MADDOW: I‘m making these observations politically just as a citizen, but I wanted to ask you tonight if it‘s legally appropriate, legally useful, to approach this problem as terrorism?
TURLEY: Well, in some cases, it is. You know, some of these past cases have elements of terrorism. Rudolph is a good example of that—although, you know, he was not just anti-abortion, he was anti-homosexual. He was sort of at war with the world. And that makes this definition a little more difficult.
Some of us, particularly on the civil libertarian side, are uncomfortable with using the terrorism label because, you know, the Bush administration expanded this definition to the breaking point. I testified not long ago in Congress of how the Bush administration would classify what were rudimentary criminal cases as terrorism cases and use these laws against them.
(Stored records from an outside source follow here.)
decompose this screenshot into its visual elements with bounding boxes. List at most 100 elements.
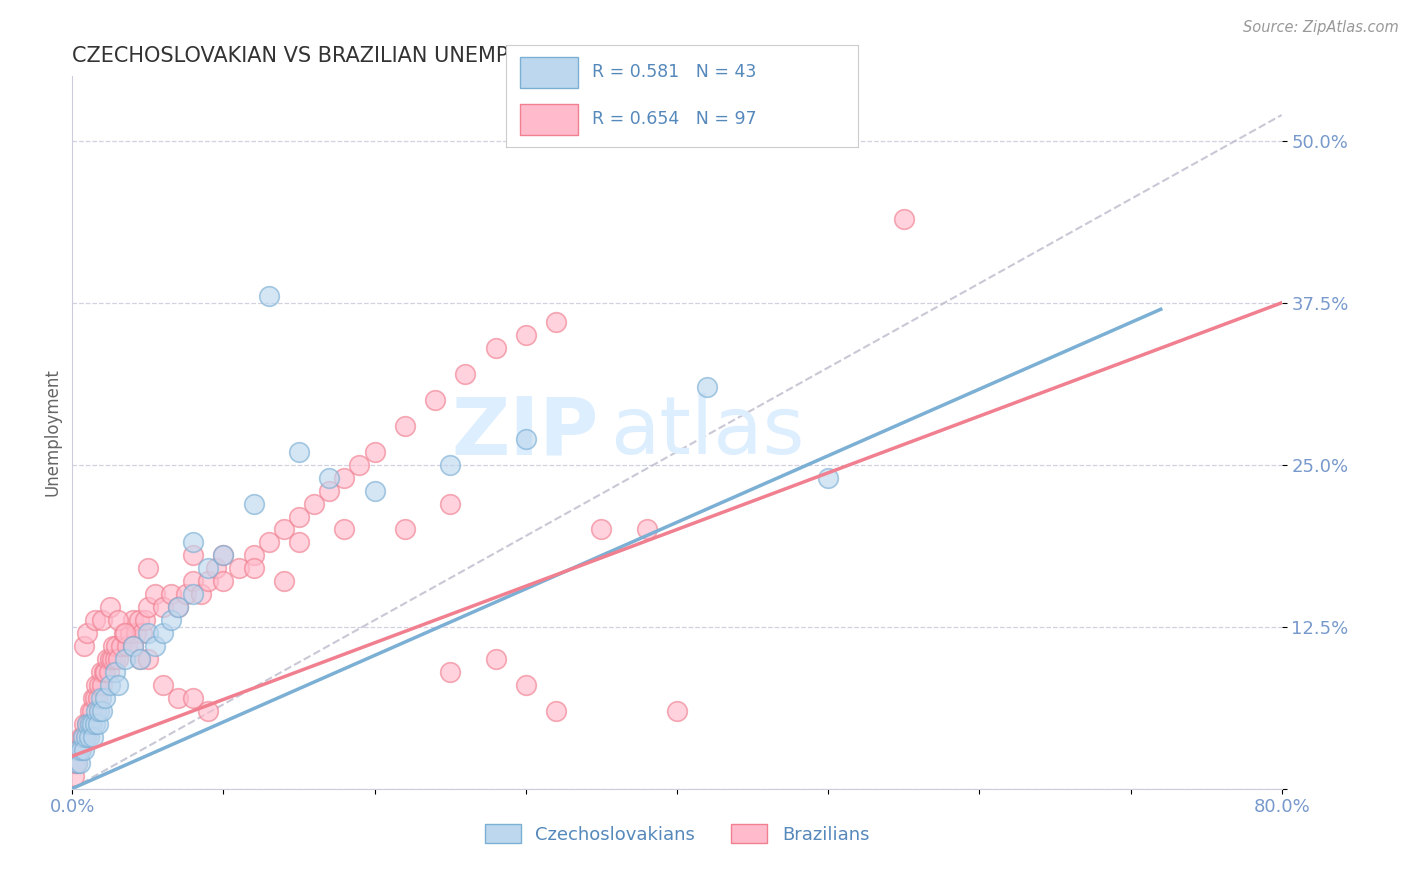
Point <box>100 652 122 666</box>
Point <box>205 561 228 575</box>
Point <box>363 483 385 498</box>
Point <box>484 652 506 666</box>
Point <box>636 523 658 537</box>
Text: CZECHOSLOVAKIAN VS BRAZILIAN UNEMPLOYMENT CORRELATION CHART: CZECHOSLOVAKIAN VS BRAZILIAN UNEMPLOYMEN… <box>72 46 838 66</box>
Point <box>89 678 111 692</box>
Point <box>167 690 190 705</box>
Point <box>84 613 107 627</box>
Point <box>515 678 537 692</box>
Text: ZIP: ZIP <box>451 393 599 471</box>
Point <box>129 652 152 666</box>
Point <box>257 289 280 303</box>
Point <box>98 600 121 615</box>
Point <box>118 626 141 640</box>
Point <box>439 497 461 511</box>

The problem we have, as you know, is to deal with lone actors like this. I don‘t believe that the man who killed Dr. Tiller was a classic terrorist. I think that he was a murderer. He assassinated him.
But I don‘t see the elements of an organized terrorist plot. And in many ways, he‘s the most dangerous thing that we face.
I think the Clinton administration got this right when they really saw the danger as the McVeigh type—this lone actor who goes out there, who may be fueled by rhetoric, but who‘s acting alone. In this case, it looks like he targeted this very doctor who had been demonized by many.